Conformément à son article 1, la loi « fixe les règles applicables à la sous-traitance entre personnes physiques ou morales de droit privé ». Sur la base de cette formulation, la question s’est posée de l’application de la loi aux contrats entre des sous-traitants de premier rang et des sous-traitants de second rang de droit privé, convenus à l’occasion de l’exécution d’un marché public. Sur ce point, certains commentateurs ont cru déceler dans la formulation de l’article 1 de la loi, la volonté du législateur de s’attacher davantage au statut de droit privé des acteurs de la sous-traitance, qu’à la nature du marché, privé ou public, dans lequel les contrats étaient exécutés.
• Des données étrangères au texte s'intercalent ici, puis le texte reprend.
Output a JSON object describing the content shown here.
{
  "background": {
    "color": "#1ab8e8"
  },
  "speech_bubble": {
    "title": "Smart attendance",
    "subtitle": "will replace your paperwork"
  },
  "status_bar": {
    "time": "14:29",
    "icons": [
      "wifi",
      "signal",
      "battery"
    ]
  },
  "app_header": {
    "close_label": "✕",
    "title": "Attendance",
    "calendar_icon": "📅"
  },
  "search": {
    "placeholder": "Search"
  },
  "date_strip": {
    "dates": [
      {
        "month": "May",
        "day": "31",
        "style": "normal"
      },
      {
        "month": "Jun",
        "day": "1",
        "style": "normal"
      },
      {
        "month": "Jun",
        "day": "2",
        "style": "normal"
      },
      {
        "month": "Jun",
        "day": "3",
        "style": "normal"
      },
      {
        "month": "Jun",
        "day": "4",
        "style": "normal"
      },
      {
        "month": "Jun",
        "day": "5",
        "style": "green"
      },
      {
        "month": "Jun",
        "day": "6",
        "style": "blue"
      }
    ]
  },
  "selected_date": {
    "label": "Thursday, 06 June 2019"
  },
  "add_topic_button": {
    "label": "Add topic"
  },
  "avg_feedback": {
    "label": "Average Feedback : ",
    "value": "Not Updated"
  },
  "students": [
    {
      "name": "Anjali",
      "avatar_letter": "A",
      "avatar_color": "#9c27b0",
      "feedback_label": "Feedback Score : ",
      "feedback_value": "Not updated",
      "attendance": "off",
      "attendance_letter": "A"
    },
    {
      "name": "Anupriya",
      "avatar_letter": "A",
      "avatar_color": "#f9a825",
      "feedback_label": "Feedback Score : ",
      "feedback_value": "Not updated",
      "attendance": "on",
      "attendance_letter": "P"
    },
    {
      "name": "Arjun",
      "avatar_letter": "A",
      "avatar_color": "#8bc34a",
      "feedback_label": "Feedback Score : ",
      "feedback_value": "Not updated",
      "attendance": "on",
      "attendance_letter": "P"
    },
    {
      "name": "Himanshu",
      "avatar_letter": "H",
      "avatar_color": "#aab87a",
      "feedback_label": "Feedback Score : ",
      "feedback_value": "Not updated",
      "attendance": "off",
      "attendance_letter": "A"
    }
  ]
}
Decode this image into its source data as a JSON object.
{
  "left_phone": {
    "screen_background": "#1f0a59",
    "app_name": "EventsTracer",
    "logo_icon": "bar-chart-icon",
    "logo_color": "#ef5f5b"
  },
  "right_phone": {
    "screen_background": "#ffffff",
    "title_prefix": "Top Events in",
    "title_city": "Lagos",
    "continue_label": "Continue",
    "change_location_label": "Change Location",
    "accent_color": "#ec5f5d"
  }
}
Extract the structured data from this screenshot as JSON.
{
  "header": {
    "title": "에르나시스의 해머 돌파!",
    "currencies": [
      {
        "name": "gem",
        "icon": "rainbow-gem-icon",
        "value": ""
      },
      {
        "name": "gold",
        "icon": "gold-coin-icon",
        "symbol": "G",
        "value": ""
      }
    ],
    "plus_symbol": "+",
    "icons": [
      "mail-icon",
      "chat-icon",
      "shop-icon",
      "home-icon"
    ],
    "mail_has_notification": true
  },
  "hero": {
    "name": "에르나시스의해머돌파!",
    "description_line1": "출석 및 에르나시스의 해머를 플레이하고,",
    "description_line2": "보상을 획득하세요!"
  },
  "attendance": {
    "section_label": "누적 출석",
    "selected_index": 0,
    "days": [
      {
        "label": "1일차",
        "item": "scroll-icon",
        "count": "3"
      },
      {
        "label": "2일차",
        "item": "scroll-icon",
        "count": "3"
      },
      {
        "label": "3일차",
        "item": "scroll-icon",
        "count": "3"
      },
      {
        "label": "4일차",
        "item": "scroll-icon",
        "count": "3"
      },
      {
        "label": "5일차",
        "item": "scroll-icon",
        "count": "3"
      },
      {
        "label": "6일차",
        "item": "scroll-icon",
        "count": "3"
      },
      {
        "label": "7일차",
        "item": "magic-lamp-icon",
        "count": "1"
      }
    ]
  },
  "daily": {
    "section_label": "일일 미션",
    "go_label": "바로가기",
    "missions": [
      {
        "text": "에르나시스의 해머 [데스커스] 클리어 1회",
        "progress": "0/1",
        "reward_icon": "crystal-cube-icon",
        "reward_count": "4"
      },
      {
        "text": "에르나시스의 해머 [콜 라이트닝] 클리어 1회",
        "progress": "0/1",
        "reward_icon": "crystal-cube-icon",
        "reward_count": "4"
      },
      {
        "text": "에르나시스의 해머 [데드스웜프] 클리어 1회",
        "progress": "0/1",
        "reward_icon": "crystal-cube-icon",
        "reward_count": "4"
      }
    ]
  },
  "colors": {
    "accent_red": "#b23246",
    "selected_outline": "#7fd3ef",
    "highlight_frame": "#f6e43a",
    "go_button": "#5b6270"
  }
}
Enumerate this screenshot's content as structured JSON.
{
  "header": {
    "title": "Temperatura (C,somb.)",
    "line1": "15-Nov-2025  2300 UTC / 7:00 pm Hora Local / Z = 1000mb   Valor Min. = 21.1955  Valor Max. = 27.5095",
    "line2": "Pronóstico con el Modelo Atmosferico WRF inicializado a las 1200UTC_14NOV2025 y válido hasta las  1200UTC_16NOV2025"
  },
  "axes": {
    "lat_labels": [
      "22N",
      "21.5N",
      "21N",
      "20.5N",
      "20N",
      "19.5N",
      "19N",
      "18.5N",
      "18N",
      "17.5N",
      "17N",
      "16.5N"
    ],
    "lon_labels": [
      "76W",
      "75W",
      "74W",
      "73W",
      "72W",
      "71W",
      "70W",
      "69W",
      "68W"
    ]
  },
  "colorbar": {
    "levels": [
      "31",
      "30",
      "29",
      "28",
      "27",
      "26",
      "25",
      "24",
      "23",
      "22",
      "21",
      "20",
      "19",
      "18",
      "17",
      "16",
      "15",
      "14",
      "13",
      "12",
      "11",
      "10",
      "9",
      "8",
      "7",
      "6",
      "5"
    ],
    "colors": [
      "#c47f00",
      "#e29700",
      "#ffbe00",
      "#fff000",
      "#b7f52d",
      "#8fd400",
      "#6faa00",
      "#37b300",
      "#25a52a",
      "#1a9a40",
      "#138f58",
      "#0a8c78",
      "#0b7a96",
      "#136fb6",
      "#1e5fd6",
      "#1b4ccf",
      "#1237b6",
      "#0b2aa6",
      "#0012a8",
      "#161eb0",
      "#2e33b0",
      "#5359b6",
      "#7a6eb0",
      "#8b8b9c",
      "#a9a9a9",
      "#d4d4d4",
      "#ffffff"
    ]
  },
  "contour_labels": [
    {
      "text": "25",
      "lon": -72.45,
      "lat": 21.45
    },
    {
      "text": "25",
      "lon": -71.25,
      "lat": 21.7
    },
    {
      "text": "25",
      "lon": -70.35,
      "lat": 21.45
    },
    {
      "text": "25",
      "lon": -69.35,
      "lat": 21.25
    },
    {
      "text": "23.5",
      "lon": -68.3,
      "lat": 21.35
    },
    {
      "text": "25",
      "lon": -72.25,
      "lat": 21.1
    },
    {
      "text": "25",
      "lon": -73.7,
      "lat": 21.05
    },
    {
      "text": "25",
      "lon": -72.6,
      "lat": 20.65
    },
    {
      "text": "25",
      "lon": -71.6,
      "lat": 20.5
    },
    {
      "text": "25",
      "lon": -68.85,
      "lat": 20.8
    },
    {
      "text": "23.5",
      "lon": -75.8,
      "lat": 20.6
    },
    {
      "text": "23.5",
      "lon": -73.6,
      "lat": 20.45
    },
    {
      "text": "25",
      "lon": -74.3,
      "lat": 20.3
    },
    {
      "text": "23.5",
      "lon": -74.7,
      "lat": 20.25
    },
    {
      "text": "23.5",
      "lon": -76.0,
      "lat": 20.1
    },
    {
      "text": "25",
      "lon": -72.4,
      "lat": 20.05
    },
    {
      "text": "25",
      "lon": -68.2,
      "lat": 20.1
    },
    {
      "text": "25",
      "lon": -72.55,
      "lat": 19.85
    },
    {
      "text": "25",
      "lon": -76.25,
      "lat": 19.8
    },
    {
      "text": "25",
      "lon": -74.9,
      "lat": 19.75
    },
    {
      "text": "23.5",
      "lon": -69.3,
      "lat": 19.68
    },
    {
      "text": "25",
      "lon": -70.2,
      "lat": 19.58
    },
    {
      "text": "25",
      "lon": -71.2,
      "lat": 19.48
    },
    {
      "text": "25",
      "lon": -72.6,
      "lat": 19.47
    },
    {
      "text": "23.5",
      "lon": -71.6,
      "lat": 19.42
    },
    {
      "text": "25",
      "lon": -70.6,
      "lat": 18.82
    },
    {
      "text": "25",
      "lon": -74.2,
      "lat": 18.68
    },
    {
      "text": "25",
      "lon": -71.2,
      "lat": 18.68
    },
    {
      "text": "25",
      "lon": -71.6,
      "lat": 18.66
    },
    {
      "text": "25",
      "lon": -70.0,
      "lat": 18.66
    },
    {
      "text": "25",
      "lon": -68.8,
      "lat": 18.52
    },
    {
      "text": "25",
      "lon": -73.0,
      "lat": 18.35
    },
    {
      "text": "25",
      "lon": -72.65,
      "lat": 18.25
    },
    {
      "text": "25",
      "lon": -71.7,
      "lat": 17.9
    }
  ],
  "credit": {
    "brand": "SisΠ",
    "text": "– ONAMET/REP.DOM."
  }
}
Force est toutefois de constater, qu’à travers les différents débats, notamment ceux qui se sont tenus lors des Assises de concertation et dans les projets de décrets successifs, qu’une telle lecture ne devrait pas prévaloir. Ainsi, quand bien même des contrats de sous-traitance seraient convenus entre deux personnes privées dans une chaîne de contrats s’inscrivant dans l’exécution d’un marché public, leurs relations demeureraient gouvernées par les dispositions du code des marchés publics, et non pas par celles de la Loi du 8 février 2017.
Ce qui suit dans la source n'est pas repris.